Con todo, creo que es bueno que se haya producido si sirve para tomar conciencia de la deriva en la que estábamos. Porque esta reacción hipócrita nos recuerda eso que Jon Elster llamaba, precisamente, la “fuerza civilizadora de la hipocresía”. Al formularse un discurso en un espacio público, dice, el orador no tiene más remedio que respetar determinadas formas y tiende a ocultar sus motivaciones últimas, viéndose compelido a presentarlas en términos imparciales y ajustados al interés general. Finge, porque va a lo suyo, pero hipócritamente lo presenta dirigido al interés general y a partir de ahí se facilita el entendimiento. Esta experiencia la hemos hecho todos cuando nos vemos obligados a manifestar nuestra posición en presencia de otros que no tienen por qué compartirla. Enseguida nos convertimos en “actores” (hypokrités en griego) o simuladores para dotarla de más fuerza.
El caso es que, como recuerda también Judith Shklar, este “vicio ordinario”, tan denostado en lo privado, tiene otra dimensión cuando saltamos al ámbito público.

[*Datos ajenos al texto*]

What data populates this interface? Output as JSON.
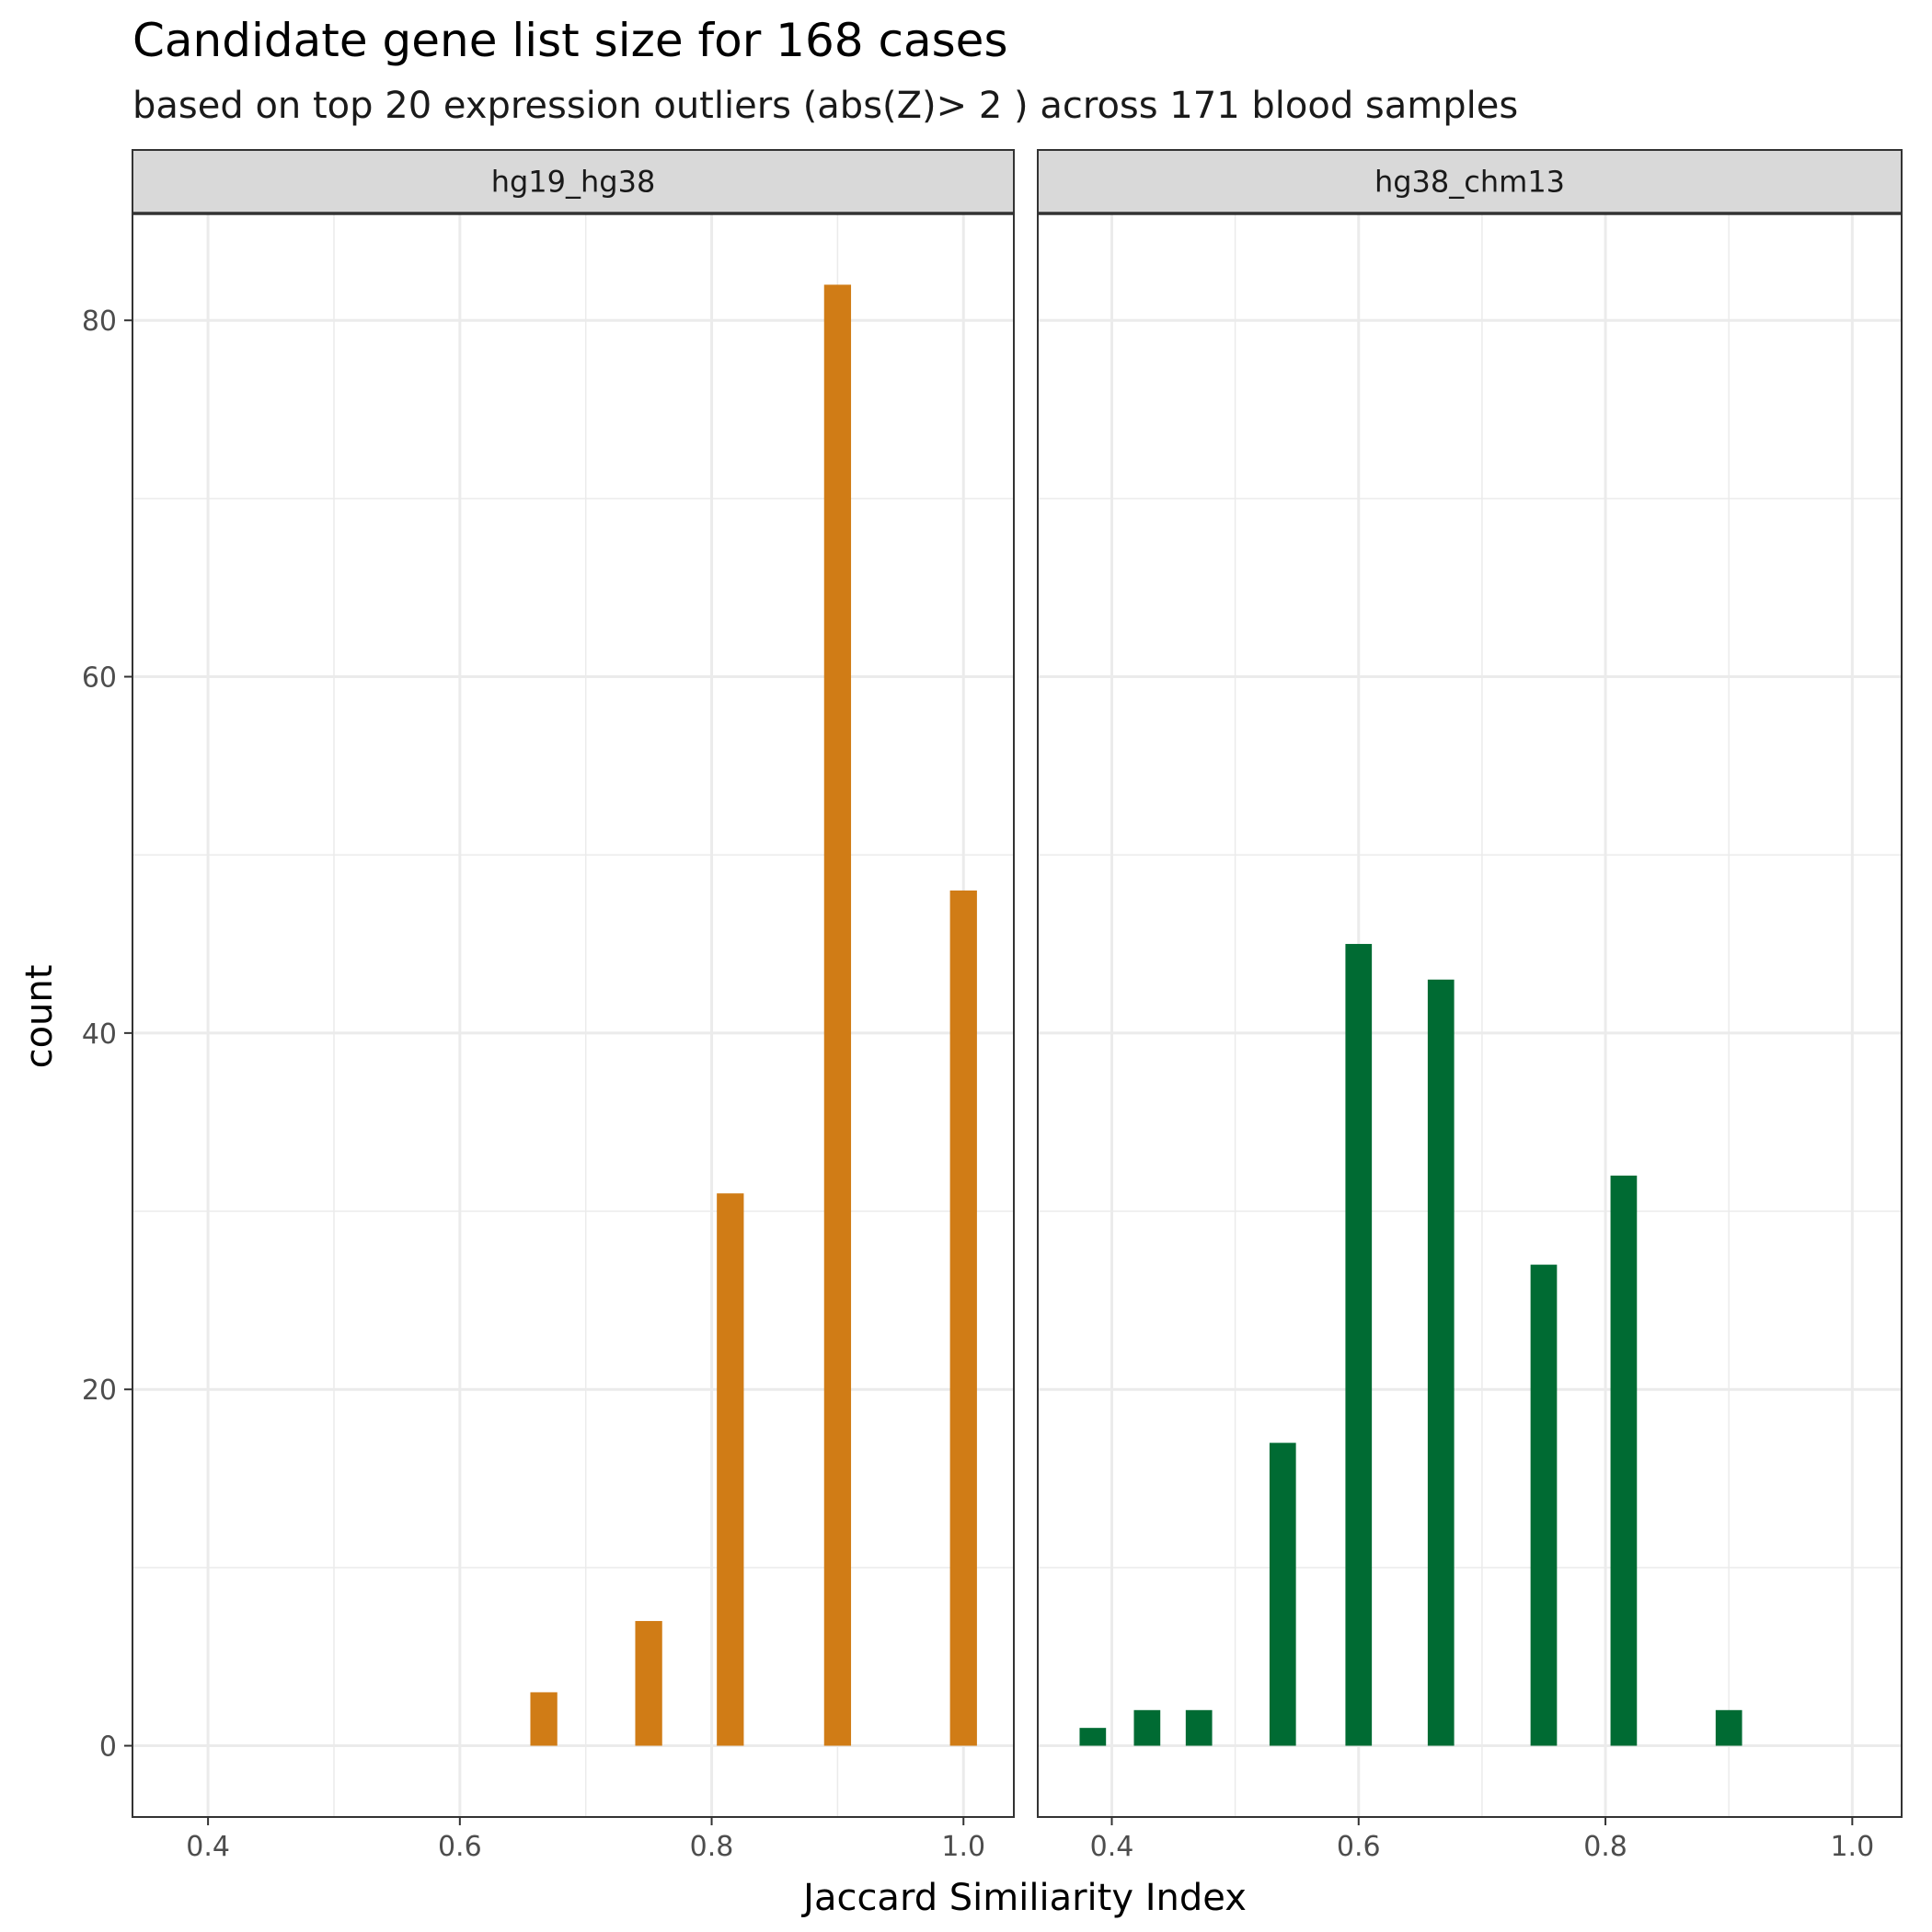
{
  "chart_data": {
    "type": "bar",
    "title": "Candidate gene list size for 168 cases",
    "subtitle": "based on top 20 expression outliers (abs(Z)> 2 ) across 171 blood samples",
    "xlabel": "Jaccard Similiarity Index",
    "ylabel": "count",
    "xlim": [
      0.34,
      1.04
    ],
    "ylim": [
      -4,
      86
    ],
    "x_ticks": [
      0.4,
      0.6,
      0.8,
      1.0
    ],
    "x_tick_labels": [
      "0.4",
      "0.6",
      "0.8",
      "1.0"
    ],
    "y_ticks": [
      0,
      20,
      40,
      60,
      80
    ],
    "y_tick_labels": [
      "0",
      "20",
      "40",
      "60",
      "80"
    ],
    "grid": true,
    "bar_width": 0.0214,
    "panels": [
      {
        "name": "hg19_hg38",
        "color": "#D07C16",
        "x": [
          0.6667,
          0.75,
          0.8148,
          0.9,
          1.0
        ],
        "values": [
          3,
          7,
          31,
          82,
          48
        ]
      },
      {
        "name": "hg38_chm13",
        "color": "#006B33",
        "x": [
          0.3846,
          0.4286,
          0.4706,
          0.5385,
          0.6,
          0.6667,
          0.75,
          0.8148,
          0.9
        ],
        "values": [
          1,
          2,
          2,
          17,
          45,
          43,
          27,
          32,
          2
        ]
      }
    ]
  }
}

Ahí resulta civilizador. Por eso seguimos normas de etiqueta o los principios de la buena educación. En suma, que lo que nos pasa es que nuestra política ha dejado de ser hipócrita y así no hay forma de discutir ni de convivir. Después de todo, el “coño” emitido por Casado está resultando ser mucho más elocuente de lo que él hubiera podido imaginar.